The analysis also shows that the increase in NDF clearing was almost exclusively due to a change in behavior by the entities that were directly affected by the margin rules. Within those financial entities, the change in clearing was primarily the result of an increase in clearing by clearing members (CMs), while clearing by non-CMs remained infrequent.
European Systemic Risk Board Working Paper Series
By Benedetta Bianchi
This paper analyzes the relationship between cross-border holdings of credit derivatives and cross-border investment linkages in the European Union.
The analysis provides stylized facts on the holding countries and sectors, and on the countries of residence of the underlying reference entities. The study shows that gross credit derivatives linkages map to the financial linkages resulting from international investment flows. In other words, larger amounts of credit derivatives are bought and sold on residents of financial partner countries.

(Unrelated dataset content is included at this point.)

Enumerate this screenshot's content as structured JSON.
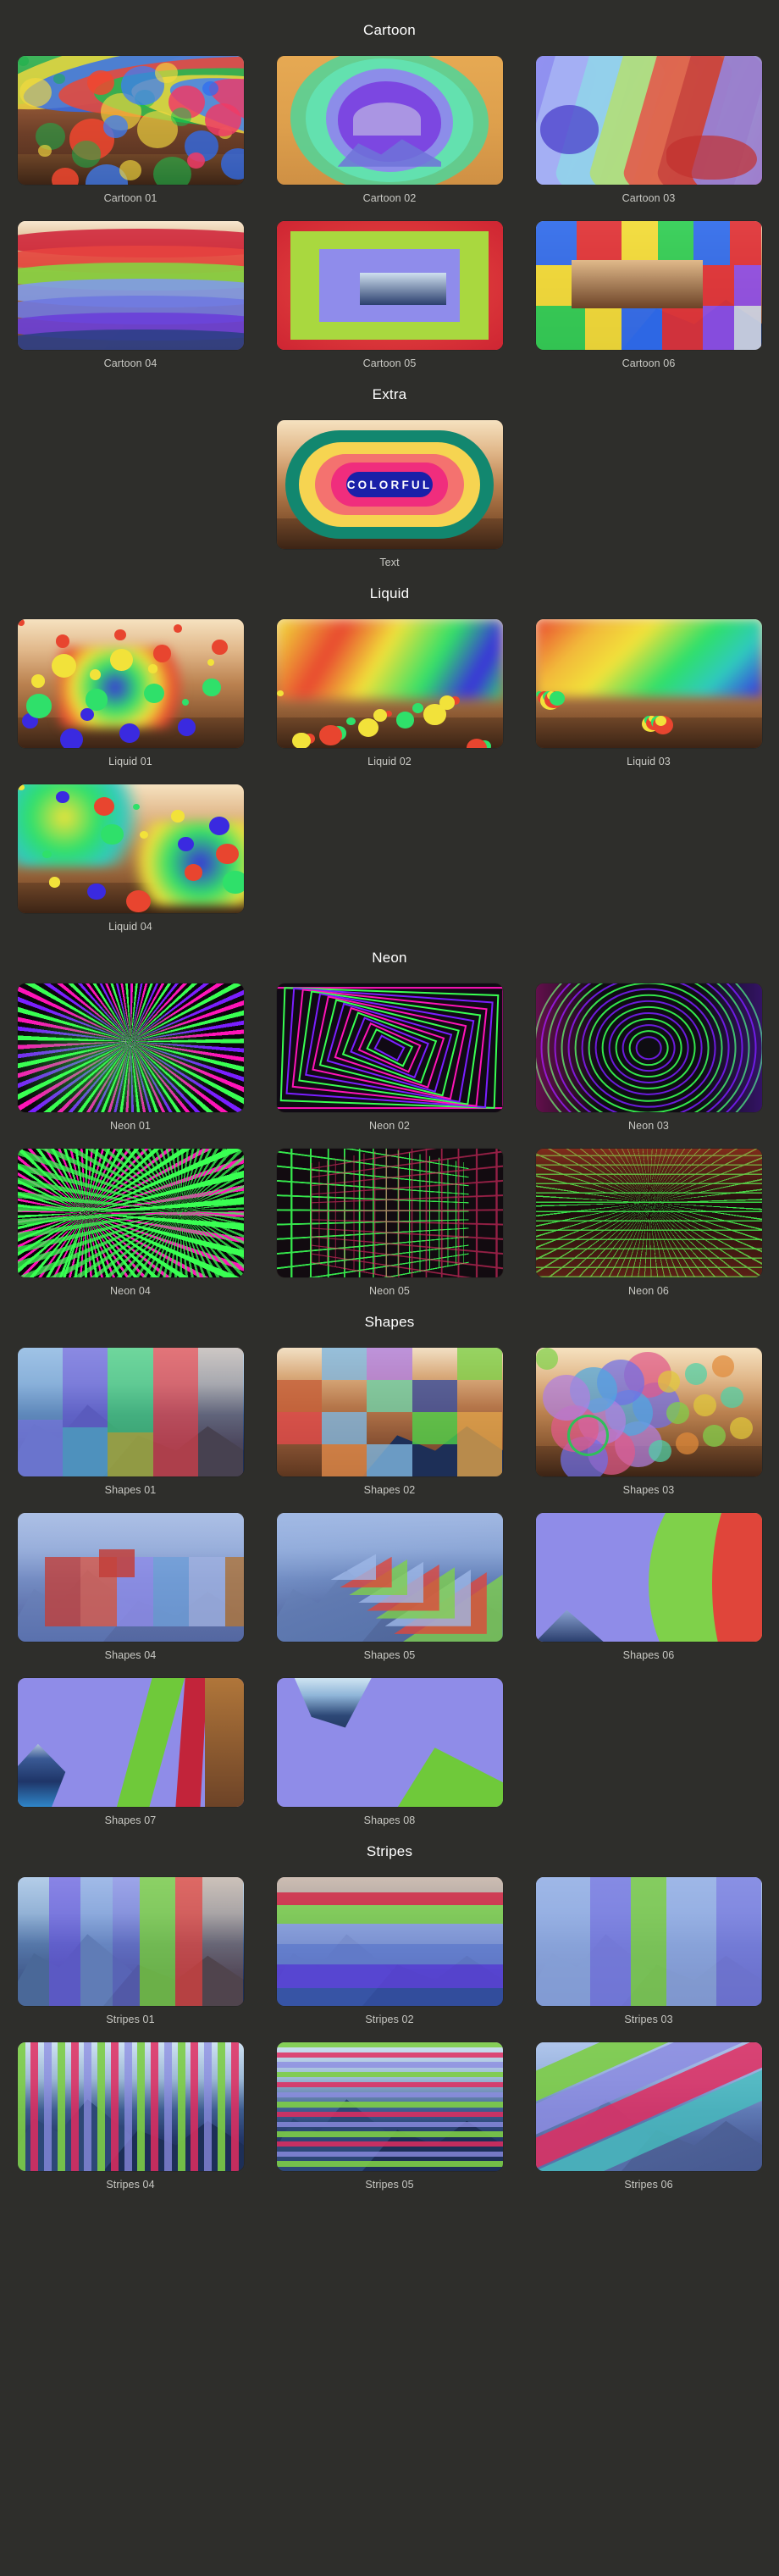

The paper also analyzes net credit derivatives positions, differentiating between net buyers and net sellers of protection. It shows that when countries are net buyers, they purchase more net protection on countries to which they have larger portfolio debt exposure on average. This tends to reduce bilateral credit exposures. Conversely, when countries are net sellers, they tend to sell larger amounts of protection on countries where they have larger portfolio debt holdings, thereby increasing their exposure.